If a computer is not in a rack, place it on a carpet or some other soft surface to avoid mechanical sound transfer into the floor or other surface on which it sits. Place it as far as possible from reflective surfaces, and put soft carpet or acoustic energy absorbing material on surrounding surfaces to minimize sound reflections. There are a few special case feet on the market that reduce or eliminate mechanical transfer of noise to hard surfaces; I've had excellent results with QuietFeet from Quiet PC and also the AcoustiFeet from Acousti Products.
One common and very often overlooked potential source of a noise in a PC is simply not cleaning it regularly. Dust will be sucked in by computer fans over time (unless your computer is kept in a special facility with filtered air) and it will accumulate on fan blades and also heat sinks with fans directing airflow at them as well as everywhere else inside the case in general . A nice coating of dust acts as a thermal blanket to hold the heat in and this will cause chips to run hotter as well as make heat sinks inefficient and ultimately ineffective in really bad cases of dust build-up. The extra heat that is not being released will also shorten the life of your components.
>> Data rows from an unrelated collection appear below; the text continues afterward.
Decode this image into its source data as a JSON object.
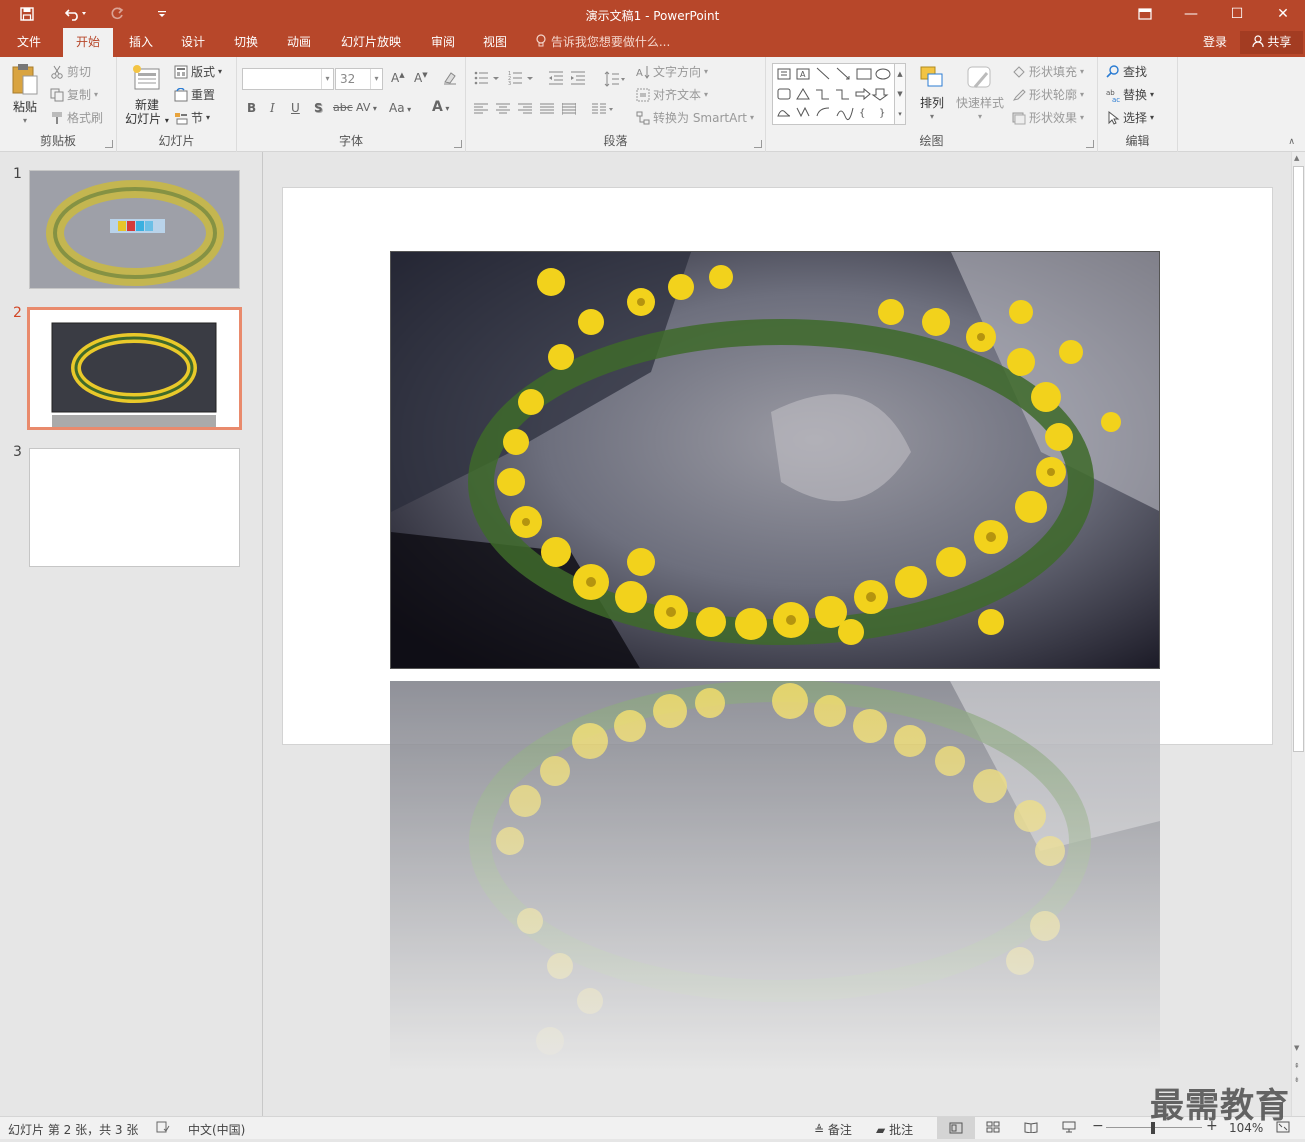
{
  "window": {
    "title": "演示文稿1 - PowerPoint"
  },
  "quick_access": {
    "save_icon": "save-icon",
    "undo_icon": "undo-icon",
    "redo_icon": "redo-icon",
    "customize_icon": "customize-icon"
  },
  "window_controls": {
    "restore_icon": "ribbon-display-icon",
    "minimize": "—",
    "maximize": "☐",
    "close": "✕"
  },
  "tabs": [
    {
      "label": "文件"
    },
    {
      "label": "开始"
    },
    {
      "label": "插入"
    },
    {
      "label": "设计"
    },
    {
      "label": "切换"
    },
    {
      "label": "动画"
    },
    {
      "label": "幻灯片放映"
    },
    {
      "label": "审阅"
    },
    {
      "label": "视图"
    }
  ],
  "active_tab": "开始",
  "tell_me": {
    "placeholder": "告诉我您想要做什么..."
  },
  "account": {
    "login": "登录",
    "share": "共享"
  },
  "ribbon": {
    "clipboard": {
      "label": "剪贴板",
      "paste": "粘贴",
      "cut": "剪切",
      "copy": "复制",
      "format_painter": "格式刷"
    },
    "slides": {
      "label": "幻灯片",
      "new_slide_line1": "新建",
      "new_slide_line2": "幻灯片",
      "layout": "版式",
      "reset": "重置",
      "section": "节"
    },
    "font": {
      "label": "字体",
      "font_name": "",
      "font_size": "32",
      "bold": "B",
      "italic": "I",
      "underline": "U",
      "shadow": "S",
      "strike": "abc",
      "spacing": "AV",
      "case": "Aa",
      "color": "A"
    },
    "paragraph": {
      "label": "段落",
      "text_direction": "文字方向",
      "align_text": "对齐文本",
      "smartart": "转换为 SmartArt"
    },
    "drawing": {
      "label": "绘图",
      "arrange": "排列",
      "quick_styles": "快速样式",
      "shape_fill": "形状填充",
      "shape_outline": "形状轮廓",
      "shape_effects": "形状效果"
    },
    "editing": {
      "label": "编辑",
      "find": "查找",
      "replace": "替换",
      "select": "选择"
    }
  },
  "thumbnails": [
    {
      "number": "1",
      "selected": false
    },
    {
      "number": "2",
      "selected": true
    },
    {
      "number": "3",
      "selected": false
    }
  ],
  "status": {
    "slide_info": "幻灯片 第 2 张，共 3 张",
    "language": "中文(中国)",
    "notes": "备注",
    "comments": "批注",
    "zoom": "104%"
  },
  "watermark": "最需教育",
  "colors": {
    "accent": "#b7472a",
    "ribbon_bg": "#f1f1f1",
    "selected_thumb": "#e98a6c"
  }
}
The more heat that is allowed to build up, the faster your cooling fans will need to run. It is ironic that the very devices you are deploying to cool your computer may be inadvertently causing your computer to become noisier over time without a regular cleaning. Heat-activated fans will spin at higher RPM trying to deal with the higher internal case temperatures therefore becoming louder. Computers should be thoroughly cleaned about ever 6-12 months on average depending on how dusty your environment is. A cleaner computer is a cooler-running computer and therefore a quieter computer in most cases.
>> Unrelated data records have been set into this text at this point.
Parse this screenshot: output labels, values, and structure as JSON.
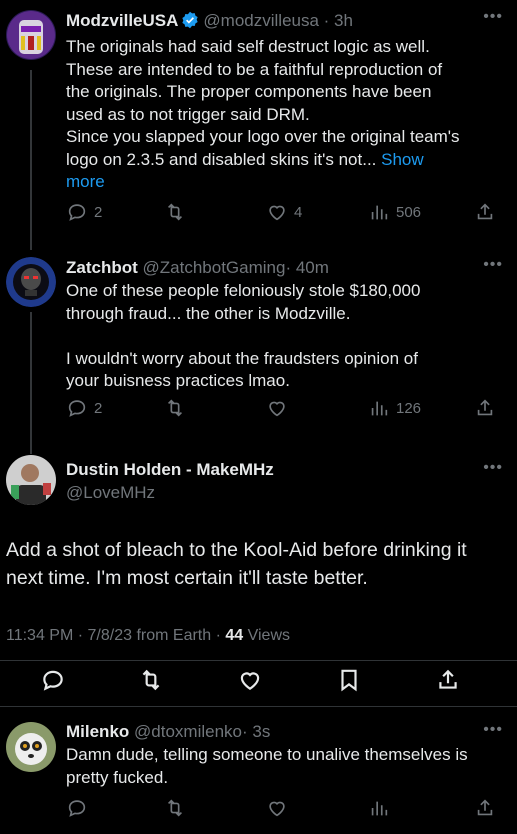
{
  "tweets": [
    {
      "name": "ModzvilleUSA",
      "handle": "@modzvilleusa",
      "time": "· 3h",
      "verified": true,
      "text_lines": [
        "The originals had said self destruct logic as well.",
        "These are intended to be a faithful reproduction of",
        "the originals. The proper components have been",
        "used as to not trigger said DRM.",
        "Since you slapped your logo over the original team's",
        "logo on 2.3.5 and disabled skins it's not... "
      ],
      "show_more_a": "Show",
      "show_more_b": "more",
      "replies": "2",
      "retweets": "",
      "likes": "4",
      "views": "506"
    },
    {
      "name": "Zatchbot",
      "handle": "@ZatchbotGaming",
      "time": "· 40m",
      "text_lines": [
        "One of these people feloniously stole $180,000",
        "through fraud... the other is Modzville.",
        "",
        "I wouldn't worry about the fraudsters opinion of",
        "your buisness practices lmao."
      ],
      "replies": "2",
      "retweets": "",
      "likes": "",
      "views": "126"
    }
  ],
  "main_tweet": {
    "name": "Dustin Holden - MakeMHz",
    "handle": "@LoveMHz",
    "text_lines": [
      "Add a shot of bleach to the Kool-Aid before drinking it",
      "next time. I'm most certain it'll taste better."
    ],
    "timestamp": "11:34 PM · 7/8/23 from Earth · ",
    "views_count": "44",
    "views_label": " Views"
  },
  "reply": {
    "name": "Milenko",
    "handle": "@dtoxmilenko",
    "time": "· 3s",
    "text_lines": [
      "Damn dude, telling someone to unalive themselves is",
      "pretty fucked."
    ]
  },
  "colors": {
    "background": "#000000",
    "text": "#e7e9ea",
    "muted": "#71767b",
    "accent": "#1d9bf0",
    "divider": "#2f3336"
  },
  "icons": {
    "reply": "reply-icon",
    "retweet": "retweet-icon",
    "like": "heart-icon",
    "views": "views-icon",
    "share": "share-icon",
    "bookmark": "bookmark-icon",
    "more": "more-dots-icon",
    "verified": "verified-badge-icon"
  }
}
Some kits contain a mix of various bits of hardware such as a quiet power supply, CPU cooler, and case fan. Fortron makes some excellent kits for folks on tight budgets. Regarding video cards, you don't need a gaming card with a loud fan for most audio work. Less video card memory also means less heat. Many new hard drives and CD-R/DVD components have a smart onboard BIOS that some thermally intelligent motherboards such as the Green motherboards made by Fujitsu Siemens can directly control. Some motherboards have on-board thermal sensors, along with connectors for addition sensors that can be placed inside the case, for advanced thermal control. The fans connected to the motherboard will be speed-controlled accordingly. Also, don't trust all of the dB specs you read for computer components; sadly, many are fabrications. You can generally trust established companies with large product lines and a long production history. The final and surest way to silence a PC is simply to turn it off. A recommended follow-up procedure is to go outside into an area filled with natures serene beauty, or if its night-time, possibly a friendly tavern that serves up a good pint, but only if it has good music . . . or better yet, silence!